Charles* a 33 ans. Il travaille comme psychologue clinicien dans un Ehpad privé à but lucratif depuis un peu moins de dix ans. Comme ses homologues, il retient des interrogations et du stress lié à l’intégration du résident dans cette nouvelle communauté :

"Au début, on reçoit des plaintes très formelles sur les horaires, la qualité de la nourriture ou l’indélicatesse de certains soignants. Notre rôle, c’est alors d’essayer de construire un environnement qui soit en lien avec leurs attentes, leurs habitudes, leurs désirs et leur potentialité : il s’agit de ne pas les réduire à des personnes malades dépendantes."

Pour répondre à ces préoccupations, ces psychologues travaillent sur le "projet personnalisé" du résident. Dans l’établissement haut de gamme où Charles exerce, par exemple, on liste les centres d’intérêts de chacun ainsi que les préférences alimentaires, dans le but d’individualiser au maximum les menus. C’est lui qui s’assure que l’action du personnel soignant correspond à l’attente du résident.

"On s’adapte dans une certaine mesure : on a des résidents très pointilleux. Ça peut devenir difficile à gérer. Mais quand on peut leur donner le troisième oreiller qu’ils demandent ou la deuxième couverture, on le fait. Ce sont des choses banales, mais très importantes.

Pour une personne âgée placée en Ehpad, un fromage blanc, ce n’est pas la même chose qu’un yaourt."

Valoriser "l'infiniment petit du quotidien"

Natacha acquiesce :

"Les résidents qui expriment leurs angoisses parlent beaucoup de leur mort. Ce qu’il y a devant, pour eux, c’est ça.

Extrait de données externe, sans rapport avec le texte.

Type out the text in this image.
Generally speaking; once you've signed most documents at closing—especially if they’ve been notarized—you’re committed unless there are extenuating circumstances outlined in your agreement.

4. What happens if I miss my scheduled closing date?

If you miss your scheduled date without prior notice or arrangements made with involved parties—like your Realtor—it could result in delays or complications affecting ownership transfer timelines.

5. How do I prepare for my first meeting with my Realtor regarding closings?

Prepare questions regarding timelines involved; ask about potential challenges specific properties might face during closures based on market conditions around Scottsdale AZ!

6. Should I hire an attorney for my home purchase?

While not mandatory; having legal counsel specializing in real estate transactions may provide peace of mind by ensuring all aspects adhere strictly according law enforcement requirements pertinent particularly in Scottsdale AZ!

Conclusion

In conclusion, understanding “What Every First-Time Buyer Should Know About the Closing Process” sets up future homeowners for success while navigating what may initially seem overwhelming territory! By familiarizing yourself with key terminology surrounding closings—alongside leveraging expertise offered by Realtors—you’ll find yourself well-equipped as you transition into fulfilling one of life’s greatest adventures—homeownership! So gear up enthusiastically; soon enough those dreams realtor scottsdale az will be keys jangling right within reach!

Ils n'ont plus forcément de projets dans leur vie, alors il nous faut valoriser l’infiniment petit du quotidien pour donner un sens au fait que la vie continue."

L'"infiniment petit" dont parle Natacha, ça concerne premièrement "la douceur" des gestes effectués par les soignants qui "peuvent apporter un bien-être qui enveloppe et qui panse". Ensuite, du point de vue du maintien de l'autonomie, ce sont "ces gestes que la personne réapprivoise" alors qu'elle pensait ne plus savoir les faire.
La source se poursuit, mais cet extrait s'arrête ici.